本当に? 私の押し通したエゴが、夏油の感情を全く考えずに押し通した身勝手が、許されてしまった。本当にいいの?
夏油が自分のわがままで、自分の意思で、私を引き留めようとしてくれている。夏油の優しさと博愛からではなく、彼個人の執着の一つとして。
そんなに私にとって嬉しいことがあるのかな。
喜んでしまっていいのかな。

「こんな話を聞いて、私のことまだ好きでいてくれる?」

「もちろん」

もちろんだ。だって夏油のことは何があっても好きだ。

「信じられないほど、言葉に言い表せないほど大好き」

後遺症が残ったのはフリーになる上で痛手だったなと思っていたけど、もうどうでもいい。
だって、私がここまで頑張ってきたからこそ、夏油が今ここでこうやって私を抱きしめてくれてることになった。こんな後遺症なんていう不自由もうどうだっていい。
私の心配は気鬱だった。私が夏油の気持ちを無視してエゴを通したが、夏油も私と同じように自分のエゴを押し通して私の存在をよしとしてくれた。
私が無理やり捻じ曲げた事実は、変わらない。でも、それを後ろめたく思わなくてもいいらしい。

夏油は、自分自身のエゴを押し通したと、私の気持ちを無視したと申し訳なさそうに言った。
えへへ。なんだ。私たち似た者同士だったんだね。

たまらなく愛おしい気持ちがむくむくと湧き上がってきて、夏油を力一杯抱きしめた。夏油は優しく抱きしめ返してくれて、小さな声で、私と出会ってくれてありがとう、と囁いた。


:


ありがとう。本当にありがとう。
高専に戻してくれて、一緒にいることを許してくれて。一緒に卒業しようね。

夏油が五条とより友情を深め、家入と五条のお守りをして、灰原と七海のいい先輩で、伊地知の苦労を労っていくのを目の前でみることができる。

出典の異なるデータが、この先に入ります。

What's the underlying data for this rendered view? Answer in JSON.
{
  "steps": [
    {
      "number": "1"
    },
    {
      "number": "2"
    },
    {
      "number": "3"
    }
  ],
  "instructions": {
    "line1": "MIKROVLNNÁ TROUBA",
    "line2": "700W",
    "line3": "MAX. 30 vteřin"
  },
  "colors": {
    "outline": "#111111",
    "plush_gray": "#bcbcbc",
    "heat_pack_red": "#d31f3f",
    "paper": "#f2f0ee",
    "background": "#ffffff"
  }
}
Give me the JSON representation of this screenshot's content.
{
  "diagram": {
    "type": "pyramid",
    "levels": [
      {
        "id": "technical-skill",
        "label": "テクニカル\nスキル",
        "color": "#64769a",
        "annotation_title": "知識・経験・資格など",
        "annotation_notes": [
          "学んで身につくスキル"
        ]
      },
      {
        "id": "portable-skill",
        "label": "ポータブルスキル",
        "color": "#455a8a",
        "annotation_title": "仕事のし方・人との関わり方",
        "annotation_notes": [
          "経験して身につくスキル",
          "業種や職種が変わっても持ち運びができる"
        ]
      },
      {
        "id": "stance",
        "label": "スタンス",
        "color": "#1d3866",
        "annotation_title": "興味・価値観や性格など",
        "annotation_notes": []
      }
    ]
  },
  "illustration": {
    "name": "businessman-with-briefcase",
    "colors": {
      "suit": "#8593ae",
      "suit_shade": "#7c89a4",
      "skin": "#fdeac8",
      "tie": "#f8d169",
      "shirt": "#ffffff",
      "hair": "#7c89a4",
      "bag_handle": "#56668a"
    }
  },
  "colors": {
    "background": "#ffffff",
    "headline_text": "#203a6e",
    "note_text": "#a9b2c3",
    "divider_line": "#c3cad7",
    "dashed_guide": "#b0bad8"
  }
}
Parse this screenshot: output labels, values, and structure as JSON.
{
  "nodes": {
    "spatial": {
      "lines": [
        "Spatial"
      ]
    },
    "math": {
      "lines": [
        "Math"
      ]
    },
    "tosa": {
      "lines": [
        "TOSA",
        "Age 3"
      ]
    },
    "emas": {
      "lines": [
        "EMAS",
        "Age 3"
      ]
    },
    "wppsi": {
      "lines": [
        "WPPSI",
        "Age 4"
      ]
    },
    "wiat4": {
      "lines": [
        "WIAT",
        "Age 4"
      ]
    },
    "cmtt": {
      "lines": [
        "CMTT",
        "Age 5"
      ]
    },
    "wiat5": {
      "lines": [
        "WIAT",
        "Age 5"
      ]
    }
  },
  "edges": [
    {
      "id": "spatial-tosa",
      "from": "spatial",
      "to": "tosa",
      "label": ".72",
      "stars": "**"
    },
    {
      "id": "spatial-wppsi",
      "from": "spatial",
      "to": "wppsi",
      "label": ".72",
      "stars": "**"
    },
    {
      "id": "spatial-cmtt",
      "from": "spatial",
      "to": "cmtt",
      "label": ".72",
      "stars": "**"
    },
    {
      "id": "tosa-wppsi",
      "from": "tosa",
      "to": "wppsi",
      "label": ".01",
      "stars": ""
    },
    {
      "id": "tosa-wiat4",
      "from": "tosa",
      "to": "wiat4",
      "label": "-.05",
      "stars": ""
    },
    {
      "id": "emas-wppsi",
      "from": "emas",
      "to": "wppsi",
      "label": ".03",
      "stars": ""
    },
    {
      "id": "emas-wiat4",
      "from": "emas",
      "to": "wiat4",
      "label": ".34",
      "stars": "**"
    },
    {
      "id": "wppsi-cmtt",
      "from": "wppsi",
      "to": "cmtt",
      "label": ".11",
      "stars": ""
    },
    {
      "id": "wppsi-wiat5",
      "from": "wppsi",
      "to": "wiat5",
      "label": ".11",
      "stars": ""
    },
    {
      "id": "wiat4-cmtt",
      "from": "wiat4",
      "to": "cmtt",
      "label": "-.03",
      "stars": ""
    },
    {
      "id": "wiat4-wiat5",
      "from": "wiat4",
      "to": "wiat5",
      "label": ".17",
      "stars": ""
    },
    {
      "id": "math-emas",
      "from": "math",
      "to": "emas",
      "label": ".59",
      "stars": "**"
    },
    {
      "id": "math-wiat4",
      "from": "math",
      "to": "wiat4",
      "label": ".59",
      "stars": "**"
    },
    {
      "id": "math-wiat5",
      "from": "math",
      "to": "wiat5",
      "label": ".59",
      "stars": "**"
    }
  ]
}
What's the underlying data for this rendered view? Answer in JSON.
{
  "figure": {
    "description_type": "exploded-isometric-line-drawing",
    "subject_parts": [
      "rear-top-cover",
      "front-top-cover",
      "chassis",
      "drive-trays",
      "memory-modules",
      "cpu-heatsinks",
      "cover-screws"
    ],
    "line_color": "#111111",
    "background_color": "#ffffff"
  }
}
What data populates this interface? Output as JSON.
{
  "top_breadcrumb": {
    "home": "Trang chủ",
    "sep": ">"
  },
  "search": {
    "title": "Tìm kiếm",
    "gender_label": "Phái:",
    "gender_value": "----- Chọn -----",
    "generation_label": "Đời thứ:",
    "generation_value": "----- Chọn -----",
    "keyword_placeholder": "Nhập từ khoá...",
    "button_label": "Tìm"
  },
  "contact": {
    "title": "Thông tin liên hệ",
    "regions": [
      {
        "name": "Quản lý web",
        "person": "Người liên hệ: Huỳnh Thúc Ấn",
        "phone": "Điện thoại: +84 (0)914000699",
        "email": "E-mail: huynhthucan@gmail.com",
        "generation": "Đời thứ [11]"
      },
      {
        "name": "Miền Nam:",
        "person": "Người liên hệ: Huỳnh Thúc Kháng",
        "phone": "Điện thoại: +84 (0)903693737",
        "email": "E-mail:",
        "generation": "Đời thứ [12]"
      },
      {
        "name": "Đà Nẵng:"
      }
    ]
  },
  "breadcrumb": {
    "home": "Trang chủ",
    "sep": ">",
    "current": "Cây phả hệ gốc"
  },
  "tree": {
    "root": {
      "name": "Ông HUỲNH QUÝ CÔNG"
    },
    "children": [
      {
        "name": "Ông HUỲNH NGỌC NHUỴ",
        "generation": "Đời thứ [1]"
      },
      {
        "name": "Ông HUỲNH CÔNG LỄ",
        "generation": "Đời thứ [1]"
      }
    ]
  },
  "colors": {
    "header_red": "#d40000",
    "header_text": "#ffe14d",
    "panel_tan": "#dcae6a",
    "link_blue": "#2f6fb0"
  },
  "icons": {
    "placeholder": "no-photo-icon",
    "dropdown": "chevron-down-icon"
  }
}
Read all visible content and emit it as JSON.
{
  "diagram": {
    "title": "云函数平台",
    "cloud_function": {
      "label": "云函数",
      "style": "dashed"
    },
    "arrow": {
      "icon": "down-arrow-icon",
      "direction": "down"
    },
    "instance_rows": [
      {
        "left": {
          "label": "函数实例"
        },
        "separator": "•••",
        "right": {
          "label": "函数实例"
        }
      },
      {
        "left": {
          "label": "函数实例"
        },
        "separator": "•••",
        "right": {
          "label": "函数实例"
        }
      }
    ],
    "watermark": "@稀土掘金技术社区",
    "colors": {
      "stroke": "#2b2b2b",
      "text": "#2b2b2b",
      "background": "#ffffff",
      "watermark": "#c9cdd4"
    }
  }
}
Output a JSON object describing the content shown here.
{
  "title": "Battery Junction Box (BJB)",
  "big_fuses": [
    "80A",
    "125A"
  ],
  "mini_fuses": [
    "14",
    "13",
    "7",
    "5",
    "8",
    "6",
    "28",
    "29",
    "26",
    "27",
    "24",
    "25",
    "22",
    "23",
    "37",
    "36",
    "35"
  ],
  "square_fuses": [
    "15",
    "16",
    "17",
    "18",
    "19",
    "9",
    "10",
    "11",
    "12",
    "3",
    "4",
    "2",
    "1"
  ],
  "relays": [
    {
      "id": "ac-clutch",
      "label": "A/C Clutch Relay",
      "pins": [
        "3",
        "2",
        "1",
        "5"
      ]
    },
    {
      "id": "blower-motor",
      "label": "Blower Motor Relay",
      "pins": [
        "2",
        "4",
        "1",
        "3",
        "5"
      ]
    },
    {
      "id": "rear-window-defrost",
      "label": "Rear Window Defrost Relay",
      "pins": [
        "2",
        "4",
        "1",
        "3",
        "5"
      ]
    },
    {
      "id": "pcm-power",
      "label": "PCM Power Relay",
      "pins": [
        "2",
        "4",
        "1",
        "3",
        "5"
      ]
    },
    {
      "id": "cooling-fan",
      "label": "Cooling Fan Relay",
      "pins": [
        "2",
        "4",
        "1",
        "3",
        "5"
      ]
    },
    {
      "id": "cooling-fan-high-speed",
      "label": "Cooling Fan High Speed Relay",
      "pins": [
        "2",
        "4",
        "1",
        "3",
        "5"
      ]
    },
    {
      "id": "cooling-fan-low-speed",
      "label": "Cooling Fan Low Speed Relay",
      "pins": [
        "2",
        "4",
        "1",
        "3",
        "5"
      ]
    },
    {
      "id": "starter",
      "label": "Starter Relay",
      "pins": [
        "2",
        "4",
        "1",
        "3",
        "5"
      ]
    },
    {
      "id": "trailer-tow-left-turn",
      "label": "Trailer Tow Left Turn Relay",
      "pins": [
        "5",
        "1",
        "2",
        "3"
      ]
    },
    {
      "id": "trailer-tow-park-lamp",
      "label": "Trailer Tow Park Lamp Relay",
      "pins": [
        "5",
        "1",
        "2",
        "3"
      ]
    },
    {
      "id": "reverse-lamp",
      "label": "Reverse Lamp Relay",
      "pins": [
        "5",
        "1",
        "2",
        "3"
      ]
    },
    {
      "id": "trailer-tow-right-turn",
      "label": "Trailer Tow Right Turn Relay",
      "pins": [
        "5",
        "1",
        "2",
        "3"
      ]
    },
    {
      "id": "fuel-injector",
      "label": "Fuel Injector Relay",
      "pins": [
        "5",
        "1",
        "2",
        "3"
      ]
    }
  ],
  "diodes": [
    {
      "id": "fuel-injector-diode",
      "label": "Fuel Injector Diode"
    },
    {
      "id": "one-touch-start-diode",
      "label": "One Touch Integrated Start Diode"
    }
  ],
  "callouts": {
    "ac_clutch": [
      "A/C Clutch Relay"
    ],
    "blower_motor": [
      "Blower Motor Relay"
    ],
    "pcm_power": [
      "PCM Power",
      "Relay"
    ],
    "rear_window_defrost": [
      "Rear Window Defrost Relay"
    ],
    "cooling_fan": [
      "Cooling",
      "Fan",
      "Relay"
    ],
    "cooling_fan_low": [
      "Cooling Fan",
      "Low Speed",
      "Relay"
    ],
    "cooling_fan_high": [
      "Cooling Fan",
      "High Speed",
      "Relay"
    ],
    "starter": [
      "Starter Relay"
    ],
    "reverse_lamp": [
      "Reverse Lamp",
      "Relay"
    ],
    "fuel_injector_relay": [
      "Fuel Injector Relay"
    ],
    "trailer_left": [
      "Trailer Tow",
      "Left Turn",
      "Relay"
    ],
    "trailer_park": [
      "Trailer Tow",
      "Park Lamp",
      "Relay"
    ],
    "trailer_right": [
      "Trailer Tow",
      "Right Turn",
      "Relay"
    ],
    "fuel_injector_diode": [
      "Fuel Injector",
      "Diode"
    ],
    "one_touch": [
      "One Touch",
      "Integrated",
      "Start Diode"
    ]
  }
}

私を大切な仲間としてくれてありがとう。それも、優しさの延長じゃなくて、きちんと夏油の意思で、私を選んでくれてありがとう。

涙が出てしまう。嬉し涙だよ。前に断ってしまったけど、今度一緒にケーキを食べてくれる? 実は、前回断ったこと後悔してたの。
夏油と一緒にケーキを食べてみたいな。夏油の好きなケーキを教えてね。夏油のことをもっとたくさん知りたいの。もしよかったら、ケーキ以外の好きなものも教えてくれる?

これからは、夏油がこれからを生きていくために、心配事が少しでも少なくなるようにもっともっと頑張ろう。
彼の大切な仲間を死なせないために。
夏油が世界にこれ以上絶望しないために。彼の平和を守るために。
私は私自身を犠牲にしないで、夏油が大切にしている私のことも労って生きていく。

ありがとう。夏油。私に生きる意味をくれて。本当にありがとう。